Inovar é cada vez mais preciso
A busca por soluções que reduzam custos e desenvolvam o ecossistema de saúde é uma tarefa que exige o envolvimento de diferentes áreas. Medicina, engenharia, arquitetura e design, tecnologia da informação, farmácia, biotecnologia, direito e negócios são algumas delas. Por aqui, uma parceria e inspiração direta no BioDesign, o maior projeto multidisciplinar de inovação em saúde no mundo, da Universidade de Stanford (EUA), deu vida ao hiPUC – Health Innovation at PUC, da Pontifícia Universidade Católica do Paraná (PUCPR), que aconteceu entre os dias 4 e 15 de junho. Trata-se do primeiro braço da iniciativa de Stanford na América Latina, e que procura posicionar a universidade paranaense entre os destaques globais quando o assunto é inovação em saúde.
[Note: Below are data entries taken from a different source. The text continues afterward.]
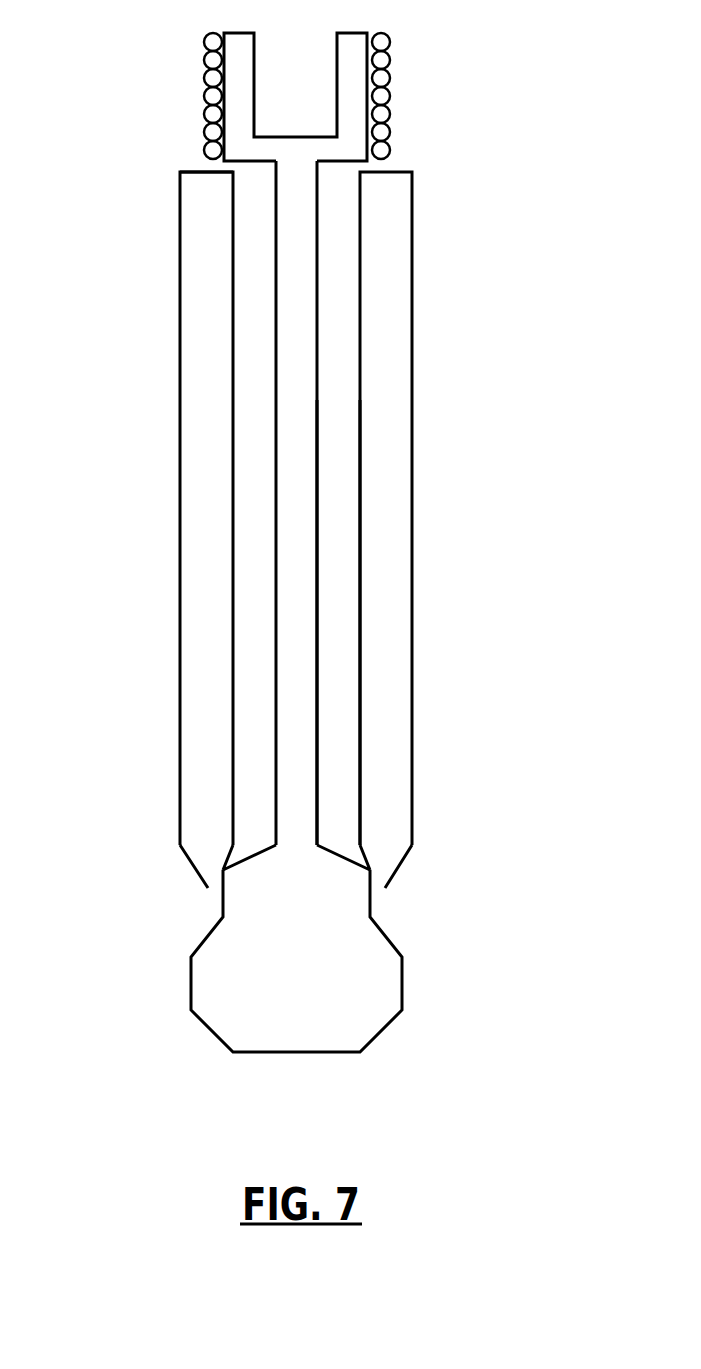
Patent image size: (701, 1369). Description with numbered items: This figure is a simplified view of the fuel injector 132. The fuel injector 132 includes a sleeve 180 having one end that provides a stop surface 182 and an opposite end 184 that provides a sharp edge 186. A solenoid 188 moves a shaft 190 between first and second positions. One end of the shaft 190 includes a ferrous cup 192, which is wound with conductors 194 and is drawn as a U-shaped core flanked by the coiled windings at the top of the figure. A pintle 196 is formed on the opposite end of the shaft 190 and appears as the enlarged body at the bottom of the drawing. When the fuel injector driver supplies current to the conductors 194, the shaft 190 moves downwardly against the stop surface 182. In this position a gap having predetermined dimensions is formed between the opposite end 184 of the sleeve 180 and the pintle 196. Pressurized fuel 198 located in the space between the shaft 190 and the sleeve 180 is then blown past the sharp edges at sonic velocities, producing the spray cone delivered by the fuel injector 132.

The fuel injector 132 is at (306, 526).
The sleeve 180 is at (202, 320).
The stop surface 182 is at (180, 150).
The opposite end 184 is at (168, 875).
The sharp edge 186 is at (223, 870).
The solenoid 188 is at (364, 80).
The shaft 190 is at (300, 387).
The ferrous cup 192 is at (235, 58).
The conductors 194 is at (388, 42).
The pintle 196 is at (306, 984).
The pressurized fuel 198 is at (333, 441).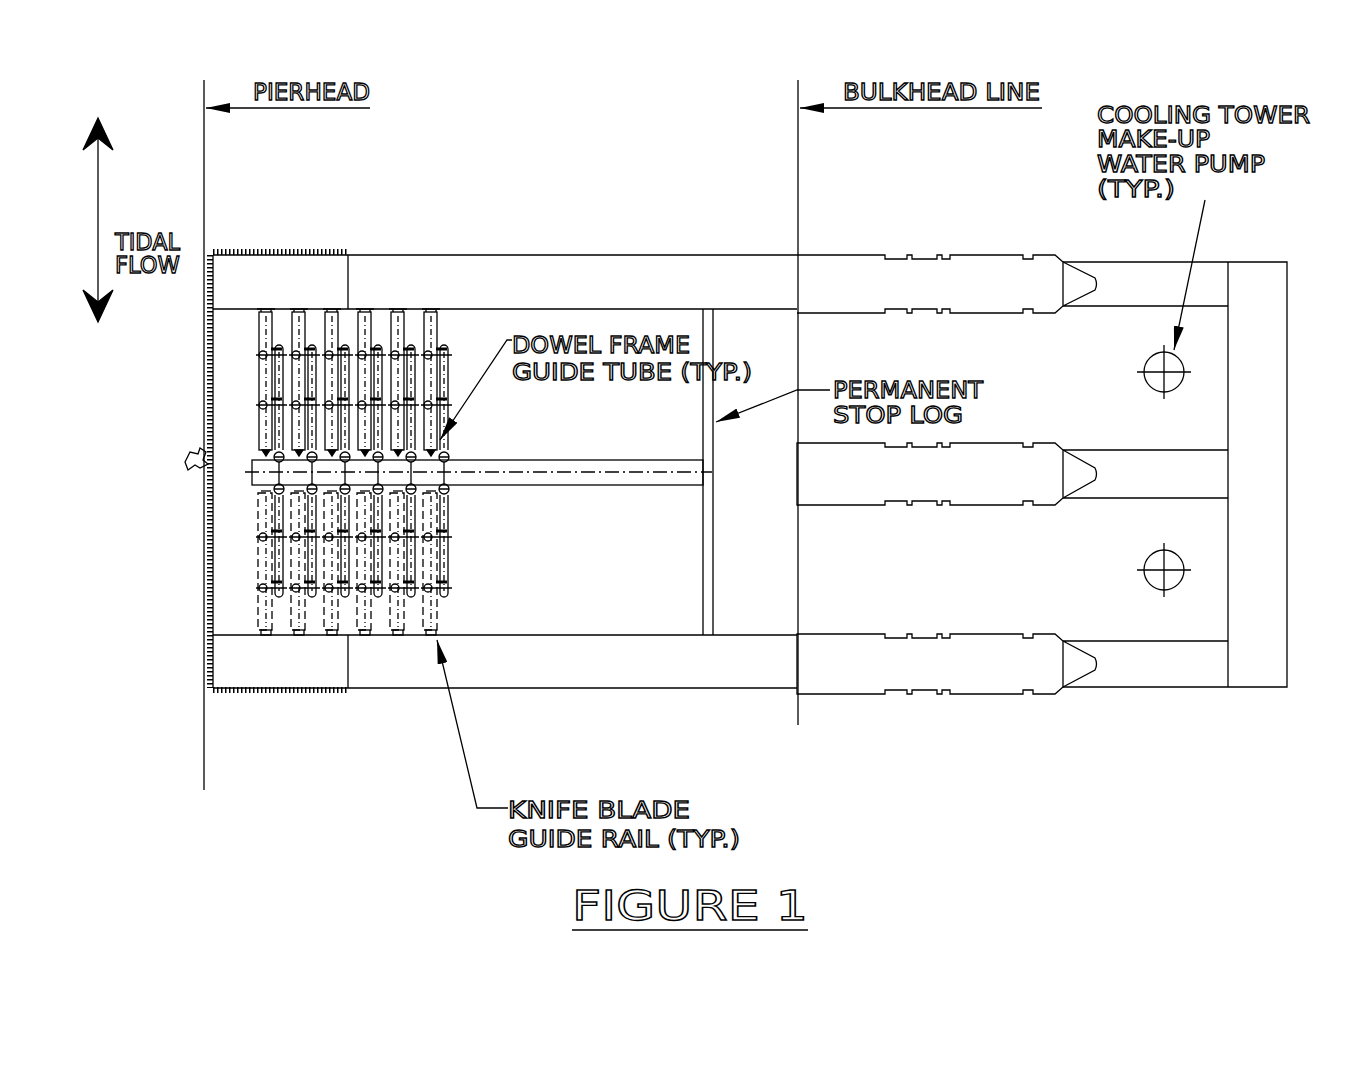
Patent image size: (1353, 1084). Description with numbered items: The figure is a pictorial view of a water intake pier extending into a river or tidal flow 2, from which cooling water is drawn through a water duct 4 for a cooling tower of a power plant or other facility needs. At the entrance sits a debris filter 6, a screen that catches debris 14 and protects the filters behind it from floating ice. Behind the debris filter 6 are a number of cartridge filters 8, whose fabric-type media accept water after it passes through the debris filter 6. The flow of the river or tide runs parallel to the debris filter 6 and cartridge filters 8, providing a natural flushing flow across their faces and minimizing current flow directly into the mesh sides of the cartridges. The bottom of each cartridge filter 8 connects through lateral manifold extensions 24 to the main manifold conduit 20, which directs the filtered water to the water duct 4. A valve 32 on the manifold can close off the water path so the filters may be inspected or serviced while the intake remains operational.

The river or tidal flow 2 is at (139, 453).
The water duct 4 is at (827, 363).
The debris filter 6 is at (258, 697).
The cartridge filters 8 is at (277, 332).
The debris 14 is at (192, 472).
The manifold conduit 20 is at (655, 490).
The lateral manifold extensions 24 is at (447, 577).
The valve 32 is at (447, 513).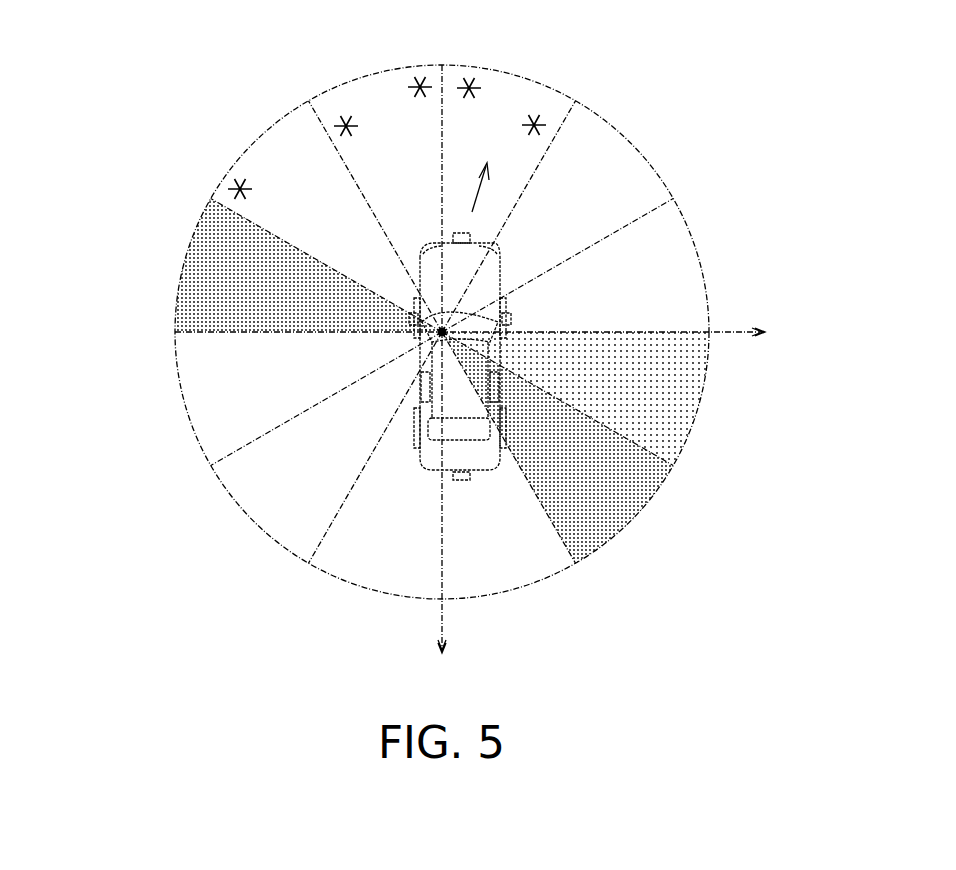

O programa reuniu talentos de instituições como IBM (Nova York), hospitais Albert Einstein e Oswaldo Cruz (São Paulo), Instituto Tecnológico de Aeronáutica (ITA), Universidade Tecnológica Federal do Paraná (UTFPR), Universidade de São Paulo (USP, com participantes especializados em telemedicina), além de cientistas, inventores, investidores e representantes da indústria médica e do poder público para unir ideias de e-health e digital-health e oferecer um ambiente favorável à sua execução. Um time pré-selecionado para participar desta primeira edição do hiPUC experimentou esta metodologia mundialmente bem-sucedida que ensina a inovação da ideia, passando pela invenção, testes, implementação, plano de negócios e comercialização. Ou seja, do desenho à solução de empreendedorismo, sempre com o compromisso de oferecer suportes importantes à saúde da população e amparados em pesquisa, segurança e necessidade.
Na prática
Nem só de ideias revolucionárias, palpáveis e economicamente viáveis se faz as inovações em saúde. O hiPUC, por exemplo, foi um ambiente de convergência de ideias e de criação de condições para que elas possam ser desenvolvidas. E o fato de contar com o apoio de uma referência como Stanford, permite vislumbrar bons frutos. Antes mesmo da realização do hiPUC, a universidade já dava estímulos à inventividade. Da Agência PUC de Inovação, por exemplo, saíram projetos como uma pulseira conectada a um aplicativo para detectar quedas entre idosos (uma preocupação mundial) e informar seu cuidador, e também um sistema para smartphones que, a partir da câmera do aparelho, identifica lesões de fundo de olho e favorece o encaminhamento do paciente a um médico especialista.
Fontes: Anibal Wood Branco, urologista do Hospital Marcelino Champagnat; Instituto de Medicina, Estudos e Desenvolvimento (Imed); André Giacomelli Leal, neurocirurgião do Instituto de Neurologia de Curitiba; Marcos Kozlowski, responsável técnico do LANAC; Andrea Petruzziello, cirurgião oncológico do Instituto de Oncologia do Paraná (IOP); Sandro Rodrigues, Country Manager da Divisão de Cuidados para Diabetes da Abbott no Brasil; Richard Gurski, doutor em doenças esôfago-gástricas, professor de cirurgia da Universidade Federal do Rio Grande do Sul (UFRGS) e diretor do Instituto do Aparelho Digestivo do Rio Grande do Sul; Mark Barone, doutor em fisiologia humana (ICB/USP) e especialista em educação em diabetes; Instituto Nacional do Câncer (INCA); Gisela Bozzo, gerente de produto da Siemens Healthineers; Marcelo Pillonetto, coordenador do Programa de Inovação em Saúde e professor da escola de medicina da PUCPR e Mauro Speranzini, cirurgião plástico.